The letter of formal notice sent to the Italian authorities is a first step in the Commission's procedure, which could also result in a formal decision. As in the Spanish case, the Commission found that the Italian system discriminates against foreign carriers and in favour of Italian airlines, in particular Alitalia. Landing fees in Italy are fixed by the law. Under a decree of 27 October 1998 domestic flights benefit from rebates of between 57% and 64% of the standard landing fees which apply to international flights, depending on the type of airplane.

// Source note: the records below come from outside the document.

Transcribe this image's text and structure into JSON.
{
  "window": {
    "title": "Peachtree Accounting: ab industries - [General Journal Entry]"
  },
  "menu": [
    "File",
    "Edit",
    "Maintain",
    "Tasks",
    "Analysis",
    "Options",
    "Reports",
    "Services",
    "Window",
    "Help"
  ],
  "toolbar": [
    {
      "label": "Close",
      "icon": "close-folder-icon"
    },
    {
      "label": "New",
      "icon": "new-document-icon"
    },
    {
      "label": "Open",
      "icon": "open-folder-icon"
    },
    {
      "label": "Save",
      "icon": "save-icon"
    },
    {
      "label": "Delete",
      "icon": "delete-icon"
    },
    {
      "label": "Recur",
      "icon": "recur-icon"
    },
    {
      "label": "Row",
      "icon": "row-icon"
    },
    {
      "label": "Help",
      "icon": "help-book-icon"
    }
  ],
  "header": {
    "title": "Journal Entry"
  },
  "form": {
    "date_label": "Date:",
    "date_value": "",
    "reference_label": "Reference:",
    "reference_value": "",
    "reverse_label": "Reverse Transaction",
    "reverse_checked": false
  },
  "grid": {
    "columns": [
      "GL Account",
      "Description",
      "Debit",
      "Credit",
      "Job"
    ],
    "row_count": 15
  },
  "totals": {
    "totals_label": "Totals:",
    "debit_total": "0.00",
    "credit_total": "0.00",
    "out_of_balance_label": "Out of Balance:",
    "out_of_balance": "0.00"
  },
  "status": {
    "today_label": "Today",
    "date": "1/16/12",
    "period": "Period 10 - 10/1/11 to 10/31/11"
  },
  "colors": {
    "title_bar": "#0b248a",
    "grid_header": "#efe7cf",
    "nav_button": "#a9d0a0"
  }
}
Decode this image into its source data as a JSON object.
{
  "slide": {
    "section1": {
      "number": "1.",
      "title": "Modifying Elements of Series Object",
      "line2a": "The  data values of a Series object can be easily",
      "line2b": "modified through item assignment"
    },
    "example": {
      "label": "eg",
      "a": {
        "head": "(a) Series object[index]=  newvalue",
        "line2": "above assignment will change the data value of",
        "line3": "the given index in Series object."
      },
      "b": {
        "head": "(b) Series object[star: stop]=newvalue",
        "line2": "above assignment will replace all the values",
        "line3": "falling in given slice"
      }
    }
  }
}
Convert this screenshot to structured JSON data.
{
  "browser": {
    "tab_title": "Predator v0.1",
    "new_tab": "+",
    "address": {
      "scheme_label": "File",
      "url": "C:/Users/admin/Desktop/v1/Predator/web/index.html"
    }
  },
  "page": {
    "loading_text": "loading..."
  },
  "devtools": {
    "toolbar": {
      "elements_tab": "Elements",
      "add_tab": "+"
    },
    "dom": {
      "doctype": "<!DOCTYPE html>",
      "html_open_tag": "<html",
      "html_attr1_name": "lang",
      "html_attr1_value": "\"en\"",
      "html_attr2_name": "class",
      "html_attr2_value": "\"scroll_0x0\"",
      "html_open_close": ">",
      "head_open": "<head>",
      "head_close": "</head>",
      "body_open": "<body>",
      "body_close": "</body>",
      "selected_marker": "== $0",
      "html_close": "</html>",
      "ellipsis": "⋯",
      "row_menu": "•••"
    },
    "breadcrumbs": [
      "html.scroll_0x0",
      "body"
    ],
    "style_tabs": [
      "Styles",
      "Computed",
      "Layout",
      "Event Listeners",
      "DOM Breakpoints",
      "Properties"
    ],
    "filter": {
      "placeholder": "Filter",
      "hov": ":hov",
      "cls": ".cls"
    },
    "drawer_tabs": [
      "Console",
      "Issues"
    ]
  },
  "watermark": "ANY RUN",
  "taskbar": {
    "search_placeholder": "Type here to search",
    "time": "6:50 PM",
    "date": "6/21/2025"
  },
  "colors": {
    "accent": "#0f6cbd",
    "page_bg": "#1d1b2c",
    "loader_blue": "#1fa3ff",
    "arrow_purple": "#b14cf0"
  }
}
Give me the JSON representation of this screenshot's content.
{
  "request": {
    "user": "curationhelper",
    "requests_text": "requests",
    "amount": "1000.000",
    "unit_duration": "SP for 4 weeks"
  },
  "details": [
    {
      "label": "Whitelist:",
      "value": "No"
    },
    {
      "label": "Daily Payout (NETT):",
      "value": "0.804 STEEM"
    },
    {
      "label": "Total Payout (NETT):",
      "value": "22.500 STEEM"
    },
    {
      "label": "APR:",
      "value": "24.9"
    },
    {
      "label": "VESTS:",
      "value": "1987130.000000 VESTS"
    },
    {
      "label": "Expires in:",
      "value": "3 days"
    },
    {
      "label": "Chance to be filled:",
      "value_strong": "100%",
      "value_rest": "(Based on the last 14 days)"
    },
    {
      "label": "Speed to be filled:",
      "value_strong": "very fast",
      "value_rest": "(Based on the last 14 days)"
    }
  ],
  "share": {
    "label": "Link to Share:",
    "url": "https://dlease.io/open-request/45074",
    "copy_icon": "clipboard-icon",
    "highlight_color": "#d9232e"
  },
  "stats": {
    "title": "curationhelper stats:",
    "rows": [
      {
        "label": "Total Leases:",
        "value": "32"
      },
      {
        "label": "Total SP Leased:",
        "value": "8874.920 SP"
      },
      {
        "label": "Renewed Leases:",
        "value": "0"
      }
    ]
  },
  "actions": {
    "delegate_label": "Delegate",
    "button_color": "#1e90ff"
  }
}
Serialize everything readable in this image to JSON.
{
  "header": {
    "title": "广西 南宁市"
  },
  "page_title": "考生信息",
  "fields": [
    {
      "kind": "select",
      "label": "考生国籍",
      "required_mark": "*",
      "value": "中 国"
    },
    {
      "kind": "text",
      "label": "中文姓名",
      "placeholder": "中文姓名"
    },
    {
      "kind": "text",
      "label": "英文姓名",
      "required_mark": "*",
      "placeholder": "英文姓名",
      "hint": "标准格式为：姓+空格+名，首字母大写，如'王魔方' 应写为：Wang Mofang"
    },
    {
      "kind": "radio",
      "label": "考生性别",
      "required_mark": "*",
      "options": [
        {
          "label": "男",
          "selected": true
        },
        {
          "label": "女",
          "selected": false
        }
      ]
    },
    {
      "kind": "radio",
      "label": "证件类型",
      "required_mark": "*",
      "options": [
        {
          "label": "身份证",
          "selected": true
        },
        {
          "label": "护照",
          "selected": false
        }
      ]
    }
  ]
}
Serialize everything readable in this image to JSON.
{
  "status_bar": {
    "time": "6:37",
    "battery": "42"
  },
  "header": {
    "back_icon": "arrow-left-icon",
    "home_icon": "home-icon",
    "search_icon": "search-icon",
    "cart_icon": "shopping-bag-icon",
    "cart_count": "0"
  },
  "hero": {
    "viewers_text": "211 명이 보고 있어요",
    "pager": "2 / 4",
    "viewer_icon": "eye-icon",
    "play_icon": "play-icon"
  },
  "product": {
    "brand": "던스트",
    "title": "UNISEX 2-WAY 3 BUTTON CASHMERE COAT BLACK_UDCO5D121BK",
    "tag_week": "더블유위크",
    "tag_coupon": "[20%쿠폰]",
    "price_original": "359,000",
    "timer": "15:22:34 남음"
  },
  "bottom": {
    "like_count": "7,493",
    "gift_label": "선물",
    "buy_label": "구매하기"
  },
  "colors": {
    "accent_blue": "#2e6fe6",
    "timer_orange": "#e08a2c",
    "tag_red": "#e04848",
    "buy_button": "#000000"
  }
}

The Commission has been examining the landing fees at all European airports since 28 June 1995 when it ruled that the system of discounts operated at the main Brussels airport infringed EU law. Subsequently most Member States fell in line with the Commission's viewpoint and changed their system of landing fees. Most recently, the French, Irish and Swedish airport authorities agreed to carry out the necessary changes. Nevertheless, two further decisions were taken against the Portuguese and Finish airport authorities on 10 February 1999. While the Portuguese authorities are challenging the Commission's decision in the European Court of Justice, the Finish authorities have undertaken to respect the Commission's decision and change their system of landing fees by January 2001.
By asking the Spanish and the Italian governments to abolish their respective systems, the Commission has taken the final steps in eliminating discriminatory landing fees throughout the European Economic Area.